US and Ukrainian officials estimated Russia had deployed at least three battalions with thousands of soldiers in the fight for Avdiivka, which began on October 9.

But Russia has also continued attacks elsewhere along the frontline and increased missile and drone bombardments targeting Ukraine’s critical infrastructure and residential areas, as temperatures plunge and snowfall covers much of the country.

On November 25, Russia launched its biggest drone attack on Ukraine since the start of Putin’s full-scale invasion almost two years ago. Ukraine’s air defences shot down 74 of 75 Iranian-made Shahed drones, including 66 aimed at Kyiv.

But the barrage was a worrying sign Russia would target the Ukrainian capital by air as it did last year, when neighbourhoods faced hours and days of blackouts.

“That is why a winter war is difficult,” said Zelenskyy in his interview.

He gave no indication that the apparent shift from offensive operations to a more defensive posture meant Ukraine was giving up its fight against its formidable foe.

Zelenskyy underscored Ukraine’s successes, including attacks on Russia’s Black Sea Fleet in Crimea, which has had its headquarters pummeled by missiles and several ships knocked out of commission by sea drones.

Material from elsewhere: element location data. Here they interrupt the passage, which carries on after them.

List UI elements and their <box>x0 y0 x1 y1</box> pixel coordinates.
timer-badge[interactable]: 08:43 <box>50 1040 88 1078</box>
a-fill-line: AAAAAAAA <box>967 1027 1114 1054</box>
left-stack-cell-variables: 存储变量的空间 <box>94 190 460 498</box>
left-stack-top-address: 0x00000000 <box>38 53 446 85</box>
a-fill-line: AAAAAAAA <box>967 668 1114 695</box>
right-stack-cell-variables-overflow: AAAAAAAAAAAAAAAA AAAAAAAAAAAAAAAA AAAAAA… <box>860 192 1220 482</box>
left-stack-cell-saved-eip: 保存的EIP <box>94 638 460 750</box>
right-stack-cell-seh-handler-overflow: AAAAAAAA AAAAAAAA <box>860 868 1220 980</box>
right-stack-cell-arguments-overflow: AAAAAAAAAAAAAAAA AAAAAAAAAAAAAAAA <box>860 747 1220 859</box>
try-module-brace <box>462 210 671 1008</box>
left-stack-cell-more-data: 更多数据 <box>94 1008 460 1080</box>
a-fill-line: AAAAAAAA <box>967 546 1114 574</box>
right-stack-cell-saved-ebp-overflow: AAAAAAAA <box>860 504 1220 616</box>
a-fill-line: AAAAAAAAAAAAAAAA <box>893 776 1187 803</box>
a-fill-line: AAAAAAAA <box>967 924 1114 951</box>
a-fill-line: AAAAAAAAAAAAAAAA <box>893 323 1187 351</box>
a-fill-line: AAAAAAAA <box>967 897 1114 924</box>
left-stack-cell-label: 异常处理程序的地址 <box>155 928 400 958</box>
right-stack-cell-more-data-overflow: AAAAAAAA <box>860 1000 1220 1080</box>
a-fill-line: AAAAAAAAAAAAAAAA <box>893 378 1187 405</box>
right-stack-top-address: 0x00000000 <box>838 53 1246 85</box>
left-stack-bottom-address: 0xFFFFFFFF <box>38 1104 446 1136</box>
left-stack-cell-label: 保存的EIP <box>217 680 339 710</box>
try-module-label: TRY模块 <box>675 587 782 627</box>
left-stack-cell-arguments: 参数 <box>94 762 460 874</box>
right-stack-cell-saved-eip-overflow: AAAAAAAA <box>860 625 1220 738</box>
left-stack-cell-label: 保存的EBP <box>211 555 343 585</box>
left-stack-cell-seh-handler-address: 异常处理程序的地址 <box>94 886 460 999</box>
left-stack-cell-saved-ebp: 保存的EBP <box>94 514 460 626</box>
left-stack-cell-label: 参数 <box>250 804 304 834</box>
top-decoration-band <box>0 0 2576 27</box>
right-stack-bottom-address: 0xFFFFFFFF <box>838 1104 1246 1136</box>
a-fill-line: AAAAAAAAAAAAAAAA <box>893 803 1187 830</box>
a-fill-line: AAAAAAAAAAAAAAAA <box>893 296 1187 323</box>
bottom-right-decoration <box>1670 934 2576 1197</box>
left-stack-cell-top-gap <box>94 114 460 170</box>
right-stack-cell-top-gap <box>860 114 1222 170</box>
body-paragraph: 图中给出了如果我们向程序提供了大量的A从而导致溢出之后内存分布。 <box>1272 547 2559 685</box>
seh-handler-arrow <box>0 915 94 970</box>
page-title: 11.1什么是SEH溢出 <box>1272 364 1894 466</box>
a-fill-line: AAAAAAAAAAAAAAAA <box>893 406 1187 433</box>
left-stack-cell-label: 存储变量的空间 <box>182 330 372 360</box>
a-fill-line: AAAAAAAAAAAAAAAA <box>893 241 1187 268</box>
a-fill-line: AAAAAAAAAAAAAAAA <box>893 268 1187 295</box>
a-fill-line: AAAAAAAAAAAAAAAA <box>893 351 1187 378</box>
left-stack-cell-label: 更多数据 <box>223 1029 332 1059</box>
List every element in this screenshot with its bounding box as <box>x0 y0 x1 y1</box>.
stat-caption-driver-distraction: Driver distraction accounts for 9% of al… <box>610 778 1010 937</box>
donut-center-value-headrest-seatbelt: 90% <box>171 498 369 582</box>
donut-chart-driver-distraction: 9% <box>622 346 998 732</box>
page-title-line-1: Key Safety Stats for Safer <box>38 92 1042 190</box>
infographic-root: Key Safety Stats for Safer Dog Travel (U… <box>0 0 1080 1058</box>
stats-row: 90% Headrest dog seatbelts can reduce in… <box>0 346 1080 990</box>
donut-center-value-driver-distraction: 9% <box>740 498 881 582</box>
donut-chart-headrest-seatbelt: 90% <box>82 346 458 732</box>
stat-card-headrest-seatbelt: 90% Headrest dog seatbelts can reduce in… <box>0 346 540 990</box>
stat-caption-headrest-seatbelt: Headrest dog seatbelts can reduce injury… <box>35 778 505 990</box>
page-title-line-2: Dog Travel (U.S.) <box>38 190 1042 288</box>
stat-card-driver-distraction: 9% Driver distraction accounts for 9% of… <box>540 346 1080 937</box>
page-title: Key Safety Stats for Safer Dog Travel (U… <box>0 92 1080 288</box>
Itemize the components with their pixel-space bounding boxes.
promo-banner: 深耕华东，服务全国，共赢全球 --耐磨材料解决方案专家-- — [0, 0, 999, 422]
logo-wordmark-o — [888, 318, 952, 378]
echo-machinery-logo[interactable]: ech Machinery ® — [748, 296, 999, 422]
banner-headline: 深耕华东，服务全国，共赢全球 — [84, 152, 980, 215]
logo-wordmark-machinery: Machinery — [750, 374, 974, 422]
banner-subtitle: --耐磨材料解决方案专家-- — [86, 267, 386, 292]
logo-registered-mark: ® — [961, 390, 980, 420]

He also highlighted a grain corridor that Ukraine had managed to establish even after Moscow withdrew from a UN-backed agreement that ensured the safe passage of commercial cargo ships.

Ukrainian forces also managed last month to cross the Dnipro river and gain a small but tenuous foothold in the village of Krynky. They have since come under daily bombardment from Russia’s army, which has brought in reinforcements to halt the advance.

“Look, we are not backing down, I am satisfied. We are fighting with the second [best] army in the world [the Russian army], I am satisfied,” he told the AP of the counteroffensive. But he added: “We are losing people, I’m not satisfied. We didn’t get all the weapons we wanted, I can’t be satisfied, but I also can’t complain too much.”